By Amy Green
Religion News Service
ORLANDO, Fla. — Immigration has not weakened the Christian identity of the United States but rather strengthened it, the director of the Pew Forum on Religion and Public Life told Catholic bishops here Thursday (June 12).
“Even though immigration is increasing diversity,” Luis Lugo said, “its primary result is that it’s reinforcing the Christian character of American society.”
Lugo presented findings from Pew’s sweeping U.S. Religious Landscape Survey to some 240 Catholic bishops attending their annual spring meeting.
The survey, first released last February, measured the changing and diversifying religious affiliations of some 35,000 American adults.
Researchers found that Catholics lose more adherents than any other religious group; one in 10 Americans are former Catholics.
Despite those losses, Catholic numbers have held steady during the last two decades, at about a quarter of the U.S. population.

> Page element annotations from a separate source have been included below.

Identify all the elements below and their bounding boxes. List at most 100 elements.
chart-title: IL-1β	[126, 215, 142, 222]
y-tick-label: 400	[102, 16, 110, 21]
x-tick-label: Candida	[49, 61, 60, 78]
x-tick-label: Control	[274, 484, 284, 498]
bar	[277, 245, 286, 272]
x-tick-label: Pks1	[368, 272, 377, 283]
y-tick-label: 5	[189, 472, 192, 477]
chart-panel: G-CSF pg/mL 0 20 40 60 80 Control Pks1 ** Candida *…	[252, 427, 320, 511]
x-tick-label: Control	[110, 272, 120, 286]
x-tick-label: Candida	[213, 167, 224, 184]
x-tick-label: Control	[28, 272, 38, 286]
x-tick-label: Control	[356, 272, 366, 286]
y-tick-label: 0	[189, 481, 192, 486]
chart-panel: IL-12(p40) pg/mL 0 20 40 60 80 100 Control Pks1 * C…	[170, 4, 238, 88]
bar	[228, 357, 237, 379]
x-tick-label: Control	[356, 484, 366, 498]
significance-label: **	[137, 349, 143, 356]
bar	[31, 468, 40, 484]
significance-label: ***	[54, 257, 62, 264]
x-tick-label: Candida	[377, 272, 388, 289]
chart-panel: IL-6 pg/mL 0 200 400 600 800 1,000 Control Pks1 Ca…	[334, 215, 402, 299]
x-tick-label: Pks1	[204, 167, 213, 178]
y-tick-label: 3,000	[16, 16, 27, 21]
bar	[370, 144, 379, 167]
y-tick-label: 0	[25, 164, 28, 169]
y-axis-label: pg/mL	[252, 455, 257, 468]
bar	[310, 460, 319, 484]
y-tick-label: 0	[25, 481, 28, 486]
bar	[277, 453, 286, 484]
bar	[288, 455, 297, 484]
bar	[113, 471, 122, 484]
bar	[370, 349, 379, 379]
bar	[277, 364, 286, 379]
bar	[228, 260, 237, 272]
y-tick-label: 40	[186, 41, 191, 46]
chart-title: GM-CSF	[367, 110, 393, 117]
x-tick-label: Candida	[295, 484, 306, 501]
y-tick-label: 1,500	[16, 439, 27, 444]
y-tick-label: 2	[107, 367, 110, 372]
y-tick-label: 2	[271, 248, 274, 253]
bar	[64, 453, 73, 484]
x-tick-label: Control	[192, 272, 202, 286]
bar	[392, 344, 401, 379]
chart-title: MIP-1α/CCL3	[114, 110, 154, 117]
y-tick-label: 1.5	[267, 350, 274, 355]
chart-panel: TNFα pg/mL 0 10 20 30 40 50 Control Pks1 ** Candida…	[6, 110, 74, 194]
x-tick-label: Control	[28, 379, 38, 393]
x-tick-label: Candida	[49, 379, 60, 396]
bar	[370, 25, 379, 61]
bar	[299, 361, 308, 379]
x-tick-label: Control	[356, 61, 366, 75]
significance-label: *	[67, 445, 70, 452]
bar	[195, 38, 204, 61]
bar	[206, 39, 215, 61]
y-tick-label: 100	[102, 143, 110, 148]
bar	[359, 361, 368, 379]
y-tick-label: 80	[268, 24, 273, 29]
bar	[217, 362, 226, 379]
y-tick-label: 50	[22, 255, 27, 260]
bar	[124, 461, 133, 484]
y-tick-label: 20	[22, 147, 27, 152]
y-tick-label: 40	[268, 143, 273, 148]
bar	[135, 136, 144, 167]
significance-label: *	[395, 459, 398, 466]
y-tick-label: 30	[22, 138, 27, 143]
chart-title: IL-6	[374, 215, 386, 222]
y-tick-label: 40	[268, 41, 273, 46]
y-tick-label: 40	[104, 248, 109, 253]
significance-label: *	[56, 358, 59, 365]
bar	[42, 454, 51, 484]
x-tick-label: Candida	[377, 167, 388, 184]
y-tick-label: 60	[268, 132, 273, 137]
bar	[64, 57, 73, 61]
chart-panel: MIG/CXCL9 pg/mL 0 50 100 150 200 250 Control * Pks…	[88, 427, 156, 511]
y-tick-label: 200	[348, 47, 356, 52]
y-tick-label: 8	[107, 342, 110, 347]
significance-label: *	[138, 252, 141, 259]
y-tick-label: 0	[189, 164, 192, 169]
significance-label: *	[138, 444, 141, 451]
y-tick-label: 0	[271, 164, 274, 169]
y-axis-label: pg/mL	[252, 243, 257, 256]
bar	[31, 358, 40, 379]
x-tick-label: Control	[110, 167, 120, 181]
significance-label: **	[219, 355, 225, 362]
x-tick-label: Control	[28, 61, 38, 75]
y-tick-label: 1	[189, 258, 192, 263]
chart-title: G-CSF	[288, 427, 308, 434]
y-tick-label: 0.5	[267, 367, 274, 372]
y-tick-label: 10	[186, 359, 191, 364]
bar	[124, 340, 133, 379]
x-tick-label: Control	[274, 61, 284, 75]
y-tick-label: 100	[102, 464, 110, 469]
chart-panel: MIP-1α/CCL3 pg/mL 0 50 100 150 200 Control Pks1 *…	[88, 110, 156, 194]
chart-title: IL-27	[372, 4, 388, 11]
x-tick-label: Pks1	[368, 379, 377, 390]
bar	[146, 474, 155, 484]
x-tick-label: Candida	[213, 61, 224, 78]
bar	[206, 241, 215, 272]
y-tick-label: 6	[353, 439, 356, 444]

That’s thanks in large part to immigrants, notably Hispanics. About one-third of U.S. Catholics are Hispanic, which is helping offset the more secular attitudes that have gained ground in Europe, Lugo said.
“Immigration is not leading to the de-Christianization of American society but to the de-Europization of American Christianity,” said Lugo, a native of Cuba.
“The future is here. And by that I mean the future of the United States is here in the Catholic Church. As it goes in the Roman Catholic Church on this question of ethnicity, so goes the country. The Catholic Church is a harbinger of what we’re going to see for the country as a whole.”